Elle se revoyait en train de se munir de sa plus belle plume et d'écrire une lettre à cet être irritant et désobligeant qu'était Terry, lettre dont le contenu restait imprégné indélébilement dans sa mémoire tant elle en avait réalisé des ébauches avant de lui envoyer celle qu'elle considérait la bonne, malgré quelques incertitudes, et la crainte qu'elle soit jetée à la poubelle dès sa lecture. Après moult brouillons jonchant le sol, elle avait fait le choix d'aller à l'essentiel. Connaissant l'énergumène, elle se doutait bien que ce ne serait pas sa prose qui attirerait son attention mais plutôt le message qu'elle voulait lui faire passer :
« Terrence Graham Grandchester,
Compagnie théâtrale Stratford,
10 West 45th St. Broadway
New York
New-York, le 12 mars 1924,
Cher Terry,
Tu dois être bien surpris de recevoir une lettre de ma part. J'avoue en être étonnée moi-même mais cela fait un certain temps déjà que je songe à entrer en relation avec toi. Je profite de la fin récente de ta tournée et de ta présence à New-York pour te faire part d'une requête à la fois personnelle et professionnelle à laquelle tu accepteras, je l'espère, accéder.
J'enseigne depuis quelques années la littérature anglaise au Nightingale-Bamford School, et dans le cadre du programme sur les grands auteurs britanniques, j'ai pris à coeur de faire découvrir l'oeuvre de Shakespeare à mes jeunes élèves. La tâche est plutôt ardue en cet âge ingrat où les classiques de la littérature les effraient plutôt qu'ils ne les séduisent. J'ai donc pensé que le grand comédien shakespearien que tu es pourrait m'aider dans l'art d'apprivoiser ces jeunes demoiselles afin de les ramener vers des chemins plus vertueux. Je ne doute pas de ton talent ni de ton charme, ni de ton aptitude à leur révéler les richesses de cet auteur. Tu es le seul capable de réussir cette prouesse. Tu parvenais déjà à captiver l'assistance à Saint-Paul, ce sera un jeu d'enfants pour toi devant ces jeunes oies blanches.

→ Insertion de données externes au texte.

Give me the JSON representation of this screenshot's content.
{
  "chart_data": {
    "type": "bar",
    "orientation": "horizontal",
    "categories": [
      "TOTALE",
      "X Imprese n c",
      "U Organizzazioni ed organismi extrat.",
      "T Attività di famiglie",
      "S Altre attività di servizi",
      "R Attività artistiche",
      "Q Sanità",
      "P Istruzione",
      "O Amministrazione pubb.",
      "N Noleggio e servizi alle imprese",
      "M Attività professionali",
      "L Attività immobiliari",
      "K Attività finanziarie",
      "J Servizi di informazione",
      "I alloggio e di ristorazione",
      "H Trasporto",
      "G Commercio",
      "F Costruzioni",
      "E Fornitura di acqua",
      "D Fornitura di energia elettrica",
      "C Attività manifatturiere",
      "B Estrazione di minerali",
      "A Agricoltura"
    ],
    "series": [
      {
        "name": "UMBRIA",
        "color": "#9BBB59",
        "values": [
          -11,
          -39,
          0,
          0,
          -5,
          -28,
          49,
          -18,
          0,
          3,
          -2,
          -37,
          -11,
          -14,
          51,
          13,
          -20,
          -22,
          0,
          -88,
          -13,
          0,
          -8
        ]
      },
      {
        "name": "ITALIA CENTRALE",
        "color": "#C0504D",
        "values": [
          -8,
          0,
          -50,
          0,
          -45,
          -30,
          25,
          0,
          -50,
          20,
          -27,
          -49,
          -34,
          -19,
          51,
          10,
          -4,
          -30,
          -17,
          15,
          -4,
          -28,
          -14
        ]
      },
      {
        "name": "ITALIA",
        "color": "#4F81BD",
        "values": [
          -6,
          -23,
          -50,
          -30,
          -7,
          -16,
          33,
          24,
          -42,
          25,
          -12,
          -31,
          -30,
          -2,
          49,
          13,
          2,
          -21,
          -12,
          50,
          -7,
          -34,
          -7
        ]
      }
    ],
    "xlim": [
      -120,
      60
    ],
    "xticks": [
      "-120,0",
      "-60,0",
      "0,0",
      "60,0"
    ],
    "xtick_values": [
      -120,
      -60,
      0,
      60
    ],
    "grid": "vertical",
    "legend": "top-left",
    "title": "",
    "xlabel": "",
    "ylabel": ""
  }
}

Inutile de dire que je compte vraiment sur toi sur cet épineux cas.
En souvenir du bon vieux temps, Terry...
Bien à toi,
Patty
Patricia O'Brien
Département de littérature anglaise
Nightingale-Bamford School
20 East 92nd Street
New York, NY 10128 »
Priant le ciel d'avoir été convaincante, elle avait posté la lettre le jour même et attendu sans grande conviction un signe du rebelle aristocrate. Deux semaines s'étaient écoulées sans qu'elle reçoive la moindre missive de sa part, si bien qu'elle s'était résignée à l'échec de sa tentative. Mais un après-midi, alors qu'elle était de permanence dans son bureau, un appel téléphonique avait manqué de la faire s'étrangler et l'avait paralysée tout entière. A l'autre bout du fil ricanait une voix familière qu'elle n'avait pas entendue depuis des années, une voix qui avait pris en maturité et en gravité mais qu'elle reconnaissait sans aucune équivoque...
– Alors, « Têtard-à-lunettes », il me semble avoir compris que tu avais besoin de mon aide ?
Fin du chapitre 1
1
: Le France est un paquebot transatlantique français de la Compagnie générale transatlantique mis en service en 1912 et qui assura la ligne Le Havre - New York. C'est le seul navire français à avoir arboré quatre cheminées.